Another Christian Democrat, František Mikloško, agreed, saying that Schuster was an unacceptable candidate due to his communist past. Schuster was the chairman of the Slovak parliament when communism fell in the former Czechoslovkia in November 1989.
"We [members of the Christian Democratic Movement] who suffered under the communist regime, couldn't just watch in silence after such a compromise [to nominate Schuster for presidency] had been made [by the coalition]," Mikloško said.
Schuster responded that it was too late to open old wounds after the coalition had been formed. "They should have said that before we signed the coalition agreement. If they did not mind then we're former communists, people in the SDĽ or myself, and they were happy that the agreement had been signed, they should keep that in mind now as well," he said.
He added that other politicians should not think that their work was of a higher value than his as a mayor of Košice and as a municipal administrator before 1989.
"Those gentlemen, who often say [that I am an unacceptable candidate] should look at themselves in the mirror and see what they have done in the past nine years for Slovakia, what they have done for the people."
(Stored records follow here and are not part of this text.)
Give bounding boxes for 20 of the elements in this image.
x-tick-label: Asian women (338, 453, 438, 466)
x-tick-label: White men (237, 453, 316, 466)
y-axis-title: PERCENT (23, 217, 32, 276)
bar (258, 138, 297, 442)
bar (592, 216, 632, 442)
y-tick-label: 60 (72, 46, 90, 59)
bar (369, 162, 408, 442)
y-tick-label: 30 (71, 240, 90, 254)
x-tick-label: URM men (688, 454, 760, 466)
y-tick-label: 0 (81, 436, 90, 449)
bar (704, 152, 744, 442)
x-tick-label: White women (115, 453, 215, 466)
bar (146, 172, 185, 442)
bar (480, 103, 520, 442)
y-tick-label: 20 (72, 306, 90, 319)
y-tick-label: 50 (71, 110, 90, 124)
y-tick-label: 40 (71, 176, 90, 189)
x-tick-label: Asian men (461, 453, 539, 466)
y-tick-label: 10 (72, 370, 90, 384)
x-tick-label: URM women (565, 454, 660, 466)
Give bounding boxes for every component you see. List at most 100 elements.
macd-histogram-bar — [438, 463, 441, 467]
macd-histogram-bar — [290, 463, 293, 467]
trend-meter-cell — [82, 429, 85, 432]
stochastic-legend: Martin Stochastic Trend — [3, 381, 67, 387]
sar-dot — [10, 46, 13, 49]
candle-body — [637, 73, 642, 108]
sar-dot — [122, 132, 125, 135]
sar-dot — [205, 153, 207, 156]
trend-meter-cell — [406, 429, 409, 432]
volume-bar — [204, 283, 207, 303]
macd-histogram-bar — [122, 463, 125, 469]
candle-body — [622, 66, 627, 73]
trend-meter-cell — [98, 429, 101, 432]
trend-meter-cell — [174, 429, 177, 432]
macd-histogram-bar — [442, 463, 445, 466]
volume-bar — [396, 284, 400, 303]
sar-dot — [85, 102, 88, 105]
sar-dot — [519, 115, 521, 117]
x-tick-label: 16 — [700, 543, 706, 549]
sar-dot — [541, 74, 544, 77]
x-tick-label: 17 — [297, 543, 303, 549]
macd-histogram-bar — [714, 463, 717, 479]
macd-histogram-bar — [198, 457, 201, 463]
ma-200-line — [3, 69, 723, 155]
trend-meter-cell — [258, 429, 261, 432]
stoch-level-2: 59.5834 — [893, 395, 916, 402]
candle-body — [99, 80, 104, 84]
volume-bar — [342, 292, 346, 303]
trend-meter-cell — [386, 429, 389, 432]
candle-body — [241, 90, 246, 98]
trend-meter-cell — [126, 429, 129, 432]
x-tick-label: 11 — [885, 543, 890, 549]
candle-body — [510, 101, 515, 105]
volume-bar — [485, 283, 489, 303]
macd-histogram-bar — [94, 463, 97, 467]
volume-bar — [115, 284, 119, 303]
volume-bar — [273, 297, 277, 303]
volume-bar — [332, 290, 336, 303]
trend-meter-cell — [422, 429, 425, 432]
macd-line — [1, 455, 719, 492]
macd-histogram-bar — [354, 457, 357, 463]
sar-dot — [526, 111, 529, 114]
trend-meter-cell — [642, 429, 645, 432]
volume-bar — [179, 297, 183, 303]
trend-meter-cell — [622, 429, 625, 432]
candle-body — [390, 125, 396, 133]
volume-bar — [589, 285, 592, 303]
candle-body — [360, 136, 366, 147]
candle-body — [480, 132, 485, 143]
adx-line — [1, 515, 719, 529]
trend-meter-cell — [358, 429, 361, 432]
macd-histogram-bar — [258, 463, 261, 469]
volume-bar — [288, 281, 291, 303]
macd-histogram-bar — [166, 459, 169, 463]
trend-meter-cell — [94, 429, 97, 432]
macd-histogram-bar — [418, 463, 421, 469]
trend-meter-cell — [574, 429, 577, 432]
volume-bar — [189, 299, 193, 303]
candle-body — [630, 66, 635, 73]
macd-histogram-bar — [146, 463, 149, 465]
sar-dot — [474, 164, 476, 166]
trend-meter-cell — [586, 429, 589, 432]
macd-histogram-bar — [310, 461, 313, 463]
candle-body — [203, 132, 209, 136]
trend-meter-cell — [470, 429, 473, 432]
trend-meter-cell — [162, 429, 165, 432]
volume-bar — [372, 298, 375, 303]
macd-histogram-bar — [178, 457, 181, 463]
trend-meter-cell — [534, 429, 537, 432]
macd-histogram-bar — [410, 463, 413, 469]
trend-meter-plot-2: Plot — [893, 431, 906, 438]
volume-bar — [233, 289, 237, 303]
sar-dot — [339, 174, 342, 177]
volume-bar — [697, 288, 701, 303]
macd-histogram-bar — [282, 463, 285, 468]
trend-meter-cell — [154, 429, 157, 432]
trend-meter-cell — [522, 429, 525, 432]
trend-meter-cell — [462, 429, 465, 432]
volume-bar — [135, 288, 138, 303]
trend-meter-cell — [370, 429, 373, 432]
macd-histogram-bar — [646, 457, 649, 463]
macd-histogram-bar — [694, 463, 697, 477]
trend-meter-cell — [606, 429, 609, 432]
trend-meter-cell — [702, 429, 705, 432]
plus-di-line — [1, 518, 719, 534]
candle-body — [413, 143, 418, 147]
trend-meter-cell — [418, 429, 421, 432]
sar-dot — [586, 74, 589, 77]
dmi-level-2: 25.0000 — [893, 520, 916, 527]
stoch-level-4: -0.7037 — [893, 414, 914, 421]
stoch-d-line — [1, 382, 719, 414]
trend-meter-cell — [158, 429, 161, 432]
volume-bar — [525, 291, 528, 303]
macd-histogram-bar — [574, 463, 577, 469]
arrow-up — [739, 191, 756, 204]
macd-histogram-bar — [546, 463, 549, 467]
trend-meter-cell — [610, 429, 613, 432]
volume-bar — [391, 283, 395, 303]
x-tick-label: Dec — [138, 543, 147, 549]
Divided support might have an effect
Focusing on the nomination disagreement as a sign of weakness in the ruling coalition, opposition deputies claimed that open reluctance to support Schuster's candidacy by the SDK deputies was another signal that internal discrepancies in the coalition were hobbling the government.
"This coalition is very incoherent, not only regarding the personal antipathies of its representatives, but also regarding the ideological and political programs of its various parties," said Oľga Keltošová, deputy for the opposition HZDS party.
"If [the coalition] wants to lead Slovakia in terms of foreign policy towards [western alliances], it cannot doubt itself with such acts. It's rather unprofessional," she said.
Even coalition members said they thought the lack of full support for Schuster might effect the outcome of the elections. Schuster's lack of unanimous support would most likely be felt if the presidential election goes into a second round, in which the top two vote getters in from the first round would vie against each other if neither gains a clear majority on May 15.
"The fact that the SDK is not unanimous concerning Schuster's candidacy will affect his popular support in the actual election," Mikloško said. "The interesting thing will be the second round of vote when there will be only two candidates."
Schuster dominates polls
Despite discord in parliament, Schuster has been the clear leader in most pre-election polls. The latest opinion poll conducted by the Focus agency suggested that Schuster would earn 29% of the vote. The Názory polling agency, in its 1395-citizen poll suggested Schuster would be elected with 36.3% of the vote, followed by former theater diva and chairwoman of the Society for Foreign Politics Magda Vášáryová (15.4%).
In February, the Markant agency claimed over 40% of popular support would go to Schuster The second candidate after Schuster, according to Markant, would be Vášáryová with 21%, while the ex-President Michal Kováč would follow with 12%.
The opposition Movement for a Democratic Slovakia (HZDS) had not yet revealed its presidential candidate when The Slovak Spectator went to press.